First up is by Canadian playwright Hannah Moscovitch, and directed by Julie Kelleher, which explores the nature of time and love through the relationship of a theoretical physicist Elliot (Timmy Creed) and violinist Carmen (Martha Dunlea) and how their dysfunction in turn affects their daughter Sarah Jean (Bláithín MacGabhann).
Elliot and Carmen meet at a party, and it’s not exactly love at first sight; she is on the rebound and his attempts at seduction are cringe-inducing. They end up together but seem to be at cross purposes from the beginning, his egotism and absorption in his studies pushing her away while after an unplanned pregnancy, she is reduced to a stereotype of unfulfilled motherhood. In parallel, we meet a grown-up Sarah Jean, who turns out to be another academic struggling with relationships and intimacy.

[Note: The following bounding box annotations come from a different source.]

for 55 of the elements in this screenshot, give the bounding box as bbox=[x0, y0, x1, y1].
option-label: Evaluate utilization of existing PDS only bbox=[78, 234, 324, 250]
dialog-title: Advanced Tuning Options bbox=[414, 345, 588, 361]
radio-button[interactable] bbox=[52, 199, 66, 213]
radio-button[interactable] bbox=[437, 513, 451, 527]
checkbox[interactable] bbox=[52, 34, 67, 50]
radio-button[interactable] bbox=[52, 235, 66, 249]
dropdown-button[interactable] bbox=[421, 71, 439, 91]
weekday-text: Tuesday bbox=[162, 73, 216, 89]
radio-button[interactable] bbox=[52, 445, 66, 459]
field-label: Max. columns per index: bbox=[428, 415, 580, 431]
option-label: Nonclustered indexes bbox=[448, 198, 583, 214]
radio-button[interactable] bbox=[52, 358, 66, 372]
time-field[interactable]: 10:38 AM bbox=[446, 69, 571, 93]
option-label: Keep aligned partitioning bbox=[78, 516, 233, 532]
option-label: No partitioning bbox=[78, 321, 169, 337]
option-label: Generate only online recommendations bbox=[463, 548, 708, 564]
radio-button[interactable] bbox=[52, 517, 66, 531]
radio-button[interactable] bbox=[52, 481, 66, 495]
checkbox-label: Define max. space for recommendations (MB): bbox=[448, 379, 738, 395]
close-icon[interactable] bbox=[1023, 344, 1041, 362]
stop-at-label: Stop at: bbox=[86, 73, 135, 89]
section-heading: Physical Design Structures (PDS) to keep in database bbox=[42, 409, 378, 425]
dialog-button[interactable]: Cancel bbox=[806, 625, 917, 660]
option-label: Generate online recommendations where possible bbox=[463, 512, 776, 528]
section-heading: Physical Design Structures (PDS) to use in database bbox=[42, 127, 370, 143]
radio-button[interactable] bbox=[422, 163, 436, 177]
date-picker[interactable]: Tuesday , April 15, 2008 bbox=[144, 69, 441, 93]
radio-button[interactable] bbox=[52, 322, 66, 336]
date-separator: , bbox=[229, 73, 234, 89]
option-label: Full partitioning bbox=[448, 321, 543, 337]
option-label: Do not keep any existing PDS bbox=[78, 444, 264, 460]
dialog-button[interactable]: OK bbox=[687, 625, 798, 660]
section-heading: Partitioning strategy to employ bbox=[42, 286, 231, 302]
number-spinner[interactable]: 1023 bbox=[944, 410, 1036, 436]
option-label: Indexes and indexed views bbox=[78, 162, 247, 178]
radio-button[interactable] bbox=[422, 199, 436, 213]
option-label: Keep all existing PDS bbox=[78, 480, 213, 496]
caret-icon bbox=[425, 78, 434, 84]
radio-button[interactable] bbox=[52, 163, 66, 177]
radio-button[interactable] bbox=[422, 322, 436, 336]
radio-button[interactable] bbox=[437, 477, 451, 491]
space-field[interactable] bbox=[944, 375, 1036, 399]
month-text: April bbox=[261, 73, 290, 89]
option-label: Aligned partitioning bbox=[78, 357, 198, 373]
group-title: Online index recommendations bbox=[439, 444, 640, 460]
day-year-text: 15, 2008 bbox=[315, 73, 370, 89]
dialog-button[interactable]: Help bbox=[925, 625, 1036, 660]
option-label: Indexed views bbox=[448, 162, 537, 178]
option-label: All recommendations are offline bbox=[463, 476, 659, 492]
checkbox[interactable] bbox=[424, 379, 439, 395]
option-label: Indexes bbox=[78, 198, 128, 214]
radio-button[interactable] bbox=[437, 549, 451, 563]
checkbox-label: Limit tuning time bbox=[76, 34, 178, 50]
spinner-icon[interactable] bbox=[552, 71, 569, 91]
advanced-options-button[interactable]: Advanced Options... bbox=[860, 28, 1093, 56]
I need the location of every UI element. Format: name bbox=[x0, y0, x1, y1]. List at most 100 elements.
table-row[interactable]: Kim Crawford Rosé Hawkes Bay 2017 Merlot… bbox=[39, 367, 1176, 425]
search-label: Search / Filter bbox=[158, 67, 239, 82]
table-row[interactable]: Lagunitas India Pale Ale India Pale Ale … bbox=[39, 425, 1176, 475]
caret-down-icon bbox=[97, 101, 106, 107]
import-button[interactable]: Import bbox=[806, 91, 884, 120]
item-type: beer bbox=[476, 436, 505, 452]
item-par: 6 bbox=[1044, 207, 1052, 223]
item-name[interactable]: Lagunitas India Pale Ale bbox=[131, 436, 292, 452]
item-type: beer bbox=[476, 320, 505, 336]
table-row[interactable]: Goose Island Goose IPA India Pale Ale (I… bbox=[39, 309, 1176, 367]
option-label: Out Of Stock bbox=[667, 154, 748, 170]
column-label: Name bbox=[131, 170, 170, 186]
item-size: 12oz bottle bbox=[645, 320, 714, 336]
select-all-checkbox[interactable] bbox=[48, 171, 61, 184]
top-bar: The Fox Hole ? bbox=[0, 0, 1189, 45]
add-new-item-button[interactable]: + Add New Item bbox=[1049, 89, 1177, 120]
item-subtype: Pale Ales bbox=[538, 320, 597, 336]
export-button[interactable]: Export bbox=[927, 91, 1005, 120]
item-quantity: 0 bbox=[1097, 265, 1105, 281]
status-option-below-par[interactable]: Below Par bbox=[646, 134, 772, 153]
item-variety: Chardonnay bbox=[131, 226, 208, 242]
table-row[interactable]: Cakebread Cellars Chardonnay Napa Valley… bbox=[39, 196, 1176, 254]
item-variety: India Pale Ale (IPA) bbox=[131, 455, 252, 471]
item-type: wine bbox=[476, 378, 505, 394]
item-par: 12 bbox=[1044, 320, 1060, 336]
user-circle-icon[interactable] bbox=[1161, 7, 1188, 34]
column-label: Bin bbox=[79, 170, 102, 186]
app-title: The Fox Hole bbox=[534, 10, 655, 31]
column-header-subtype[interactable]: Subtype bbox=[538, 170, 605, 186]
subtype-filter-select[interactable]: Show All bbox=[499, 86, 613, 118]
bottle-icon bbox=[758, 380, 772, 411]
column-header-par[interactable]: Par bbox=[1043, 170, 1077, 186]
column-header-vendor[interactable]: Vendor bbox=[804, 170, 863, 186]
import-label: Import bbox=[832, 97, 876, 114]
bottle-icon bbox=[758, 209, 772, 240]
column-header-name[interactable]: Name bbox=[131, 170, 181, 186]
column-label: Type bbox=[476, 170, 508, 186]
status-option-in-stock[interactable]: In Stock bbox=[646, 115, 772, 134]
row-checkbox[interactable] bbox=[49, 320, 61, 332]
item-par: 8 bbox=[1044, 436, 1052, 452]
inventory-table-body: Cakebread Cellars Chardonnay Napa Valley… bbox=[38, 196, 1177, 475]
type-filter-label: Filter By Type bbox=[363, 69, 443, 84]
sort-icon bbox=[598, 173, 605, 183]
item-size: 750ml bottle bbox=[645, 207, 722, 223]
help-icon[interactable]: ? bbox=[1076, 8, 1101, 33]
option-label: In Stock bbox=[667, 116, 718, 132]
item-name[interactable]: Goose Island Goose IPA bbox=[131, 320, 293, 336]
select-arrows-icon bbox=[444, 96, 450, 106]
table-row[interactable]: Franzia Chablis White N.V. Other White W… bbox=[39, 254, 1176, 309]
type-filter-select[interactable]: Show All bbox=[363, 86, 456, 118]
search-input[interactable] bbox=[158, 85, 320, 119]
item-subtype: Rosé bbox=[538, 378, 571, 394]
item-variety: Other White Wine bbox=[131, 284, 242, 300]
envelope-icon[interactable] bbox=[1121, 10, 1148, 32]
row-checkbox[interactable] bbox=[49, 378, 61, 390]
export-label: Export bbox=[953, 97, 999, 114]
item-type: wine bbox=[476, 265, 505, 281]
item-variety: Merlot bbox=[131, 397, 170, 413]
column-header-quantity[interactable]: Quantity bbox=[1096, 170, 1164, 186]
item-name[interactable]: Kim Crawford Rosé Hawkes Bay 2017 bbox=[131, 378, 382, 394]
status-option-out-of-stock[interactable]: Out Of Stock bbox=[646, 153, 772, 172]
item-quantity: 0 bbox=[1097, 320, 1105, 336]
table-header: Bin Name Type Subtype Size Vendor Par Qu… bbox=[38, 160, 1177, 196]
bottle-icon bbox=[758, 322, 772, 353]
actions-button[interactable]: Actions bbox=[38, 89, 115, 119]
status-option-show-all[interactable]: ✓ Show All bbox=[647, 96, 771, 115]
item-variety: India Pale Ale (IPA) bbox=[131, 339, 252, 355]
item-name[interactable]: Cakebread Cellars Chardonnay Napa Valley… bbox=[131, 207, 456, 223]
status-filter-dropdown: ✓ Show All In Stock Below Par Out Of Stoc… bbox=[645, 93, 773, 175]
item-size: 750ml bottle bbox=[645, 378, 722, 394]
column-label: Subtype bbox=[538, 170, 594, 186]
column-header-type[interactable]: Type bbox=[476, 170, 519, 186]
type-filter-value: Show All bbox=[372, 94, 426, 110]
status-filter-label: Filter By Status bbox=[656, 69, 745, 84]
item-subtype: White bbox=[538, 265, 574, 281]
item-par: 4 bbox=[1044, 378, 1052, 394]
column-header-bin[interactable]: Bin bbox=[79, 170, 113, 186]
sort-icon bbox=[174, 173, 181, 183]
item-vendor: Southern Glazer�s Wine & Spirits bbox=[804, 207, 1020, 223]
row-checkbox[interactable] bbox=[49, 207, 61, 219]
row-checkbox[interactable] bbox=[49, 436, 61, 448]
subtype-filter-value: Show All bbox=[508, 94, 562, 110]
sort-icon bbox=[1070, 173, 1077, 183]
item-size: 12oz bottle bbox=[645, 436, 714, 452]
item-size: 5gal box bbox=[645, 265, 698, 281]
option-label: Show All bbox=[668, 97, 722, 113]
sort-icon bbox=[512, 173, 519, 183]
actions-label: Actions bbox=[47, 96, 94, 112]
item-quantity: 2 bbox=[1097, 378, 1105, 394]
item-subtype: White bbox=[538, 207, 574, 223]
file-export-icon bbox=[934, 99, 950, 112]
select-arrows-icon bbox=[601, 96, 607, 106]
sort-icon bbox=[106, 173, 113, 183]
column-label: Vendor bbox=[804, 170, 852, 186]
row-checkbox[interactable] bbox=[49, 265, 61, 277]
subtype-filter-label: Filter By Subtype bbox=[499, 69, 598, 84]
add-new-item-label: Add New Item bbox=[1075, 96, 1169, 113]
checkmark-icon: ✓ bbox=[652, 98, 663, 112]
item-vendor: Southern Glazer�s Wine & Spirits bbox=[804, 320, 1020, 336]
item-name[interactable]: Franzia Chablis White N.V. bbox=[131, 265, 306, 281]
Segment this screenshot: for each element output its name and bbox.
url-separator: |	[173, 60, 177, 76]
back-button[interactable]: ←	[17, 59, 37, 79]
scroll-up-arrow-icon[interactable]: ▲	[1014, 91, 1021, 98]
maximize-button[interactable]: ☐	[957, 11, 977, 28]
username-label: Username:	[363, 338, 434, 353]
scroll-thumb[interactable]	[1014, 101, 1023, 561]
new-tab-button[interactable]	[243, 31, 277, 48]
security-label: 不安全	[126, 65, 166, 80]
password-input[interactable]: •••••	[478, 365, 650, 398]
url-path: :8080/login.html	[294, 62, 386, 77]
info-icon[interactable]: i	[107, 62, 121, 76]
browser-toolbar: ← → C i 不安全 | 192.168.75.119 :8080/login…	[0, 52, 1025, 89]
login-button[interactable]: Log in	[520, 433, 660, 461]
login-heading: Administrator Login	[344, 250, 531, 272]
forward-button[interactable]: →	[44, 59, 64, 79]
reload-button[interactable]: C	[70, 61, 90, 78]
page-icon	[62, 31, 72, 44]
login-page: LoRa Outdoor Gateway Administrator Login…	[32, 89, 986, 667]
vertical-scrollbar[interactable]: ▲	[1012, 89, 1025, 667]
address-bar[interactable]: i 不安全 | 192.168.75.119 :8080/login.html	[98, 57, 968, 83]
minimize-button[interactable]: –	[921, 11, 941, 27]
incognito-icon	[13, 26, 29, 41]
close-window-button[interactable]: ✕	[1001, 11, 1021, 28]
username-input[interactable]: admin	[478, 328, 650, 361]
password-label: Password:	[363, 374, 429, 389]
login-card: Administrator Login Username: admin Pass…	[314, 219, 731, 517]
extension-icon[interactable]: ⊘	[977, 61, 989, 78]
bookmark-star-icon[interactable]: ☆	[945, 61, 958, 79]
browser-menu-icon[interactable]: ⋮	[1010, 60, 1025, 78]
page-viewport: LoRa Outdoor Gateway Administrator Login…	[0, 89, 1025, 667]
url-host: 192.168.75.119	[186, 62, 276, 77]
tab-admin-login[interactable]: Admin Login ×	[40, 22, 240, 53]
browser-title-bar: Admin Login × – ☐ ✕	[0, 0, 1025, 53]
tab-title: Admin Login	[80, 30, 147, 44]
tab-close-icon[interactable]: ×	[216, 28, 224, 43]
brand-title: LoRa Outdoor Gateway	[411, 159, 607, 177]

While one can see what Moscovitch is aiming for here, the play doesn’t quite deliver on her ideas, with the themes struggling to emerge from an unfocused script. The hesitations and interruptions in the dialogue are aiming for naturalism but come across as forced, while Elliot’s musings on his studies and the nature of time become a meaningless jumble.
There are glimpses of potential throughout and moments of levity which don’t all land successfully, some of the sexual references verging on facile rather than revealing. The subject of terminal illness is treated with a glancing flippancy which strips it of all emotion and poignancy; news of a distressing diagnosis is delivered to an eight-year-old Sarah Jean with an inexplicably cruel directness that would be hard to imagine in real life.
Despite the best efforts of the actors, with Dunlea in particular bringing some colour to a thankless role, it is hard to get any true sense of the characters’ motivations.
Kelleher has said the brief was to stage a contemporary work that hadn’t yet had an Irish production and as the other two plays chosen were by British playwrights, she wanted to do something different. It’s a laudable aim and ambition but ultimately proves the wrong fit for the obvious abilities of the actors and director.